- Born: August 3, 1937 Montgomery, Alabama
- Died: August 19, 2018 (aged 81) Seattle, Washington
- Known for: Book arts, fiber art

= Genie Shenk =

American book and fiber artist (1937–2018)

Genie Shenk (1937–2018) was an American artist, editor, and educator known for her work in artist books and fiber arts.

==Early life and education==
Genie Shenk was born on August 3, 1937, in Montgomery, Alabama.

She earned a BA in 1959, MA in 1961, and PhD in 1963 in English from Rice University in Houston, Texas, a Master of Fine Arts at UCLA in 1990.

== Career ==
Shenk worked in fiber arts, creating quilts of handmade paper she pressed from natural and recycled materials. Her work focused on book art and has strong references to Jungian philosophy, where she recorded her dreams in visual form.

Shenk's work has been widely exhibited including the University of Washington Library Special Collections, the University of California San Diego Special Collections, the Athenaeum Music and Arts Library in La Jolla, the Long Beach Museum of Art, Her work is in the collection of the National Museum of Women in the Arts (NMWA), and the Yale University Art Gallery.

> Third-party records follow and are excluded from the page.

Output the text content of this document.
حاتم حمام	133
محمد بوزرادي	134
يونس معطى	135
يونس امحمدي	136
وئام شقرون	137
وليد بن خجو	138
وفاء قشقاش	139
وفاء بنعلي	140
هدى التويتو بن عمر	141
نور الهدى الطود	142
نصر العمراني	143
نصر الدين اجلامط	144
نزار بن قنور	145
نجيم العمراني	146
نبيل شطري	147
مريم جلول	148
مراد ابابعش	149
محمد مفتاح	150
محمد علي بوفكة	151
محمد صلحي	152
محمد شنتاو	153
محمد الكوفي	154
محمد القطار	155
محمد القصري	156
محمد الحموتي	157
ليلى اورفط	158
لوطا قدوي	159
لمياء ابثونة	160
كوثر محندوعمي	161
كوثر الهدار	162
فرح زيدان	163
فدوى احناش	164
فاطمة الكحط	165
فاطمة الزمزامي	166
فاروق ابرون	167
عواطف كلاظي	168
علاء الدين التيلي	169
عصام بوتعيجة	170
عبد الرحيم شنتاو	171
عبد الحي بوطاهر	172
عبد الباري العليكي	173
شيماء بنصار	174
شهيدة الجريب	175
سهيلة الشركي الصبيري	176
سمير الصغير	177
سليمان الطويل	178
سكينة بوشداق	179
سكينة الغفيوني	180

Shenk was the Assistant English Professor at Texas Southern University, Houston, from 1963 to 1964, and editor at both the University of California-San Francisco Medical Center, from 1964 to 1965, and the American Book Company, New York City, from 1965 to 1967. She worked as student activities coordinator for the University of California, San Diego, from 1970 to 1974.

==Awards==
Shenk received the following acknowledgements; Women's Festival of the Arts, 1978; third award winner, Multicultural Art Institute, 1982; Woodrow Wilson fellowship, 1959. Member of Phi Beta Kappa, National Surface Design Association, San Diego Artists Guild, American Crafts Council, Allied Craftsmen, Artists Equity, California Fibers.

The San Diego Book Arts (SDBA) grants "The Genie Shenk Excellence in Book Arts Award" once a year to recognize an outstanding mid-career artist.

==Death==
Shenk died on August 19, 2018, in Seattle, Washington at the age of 81.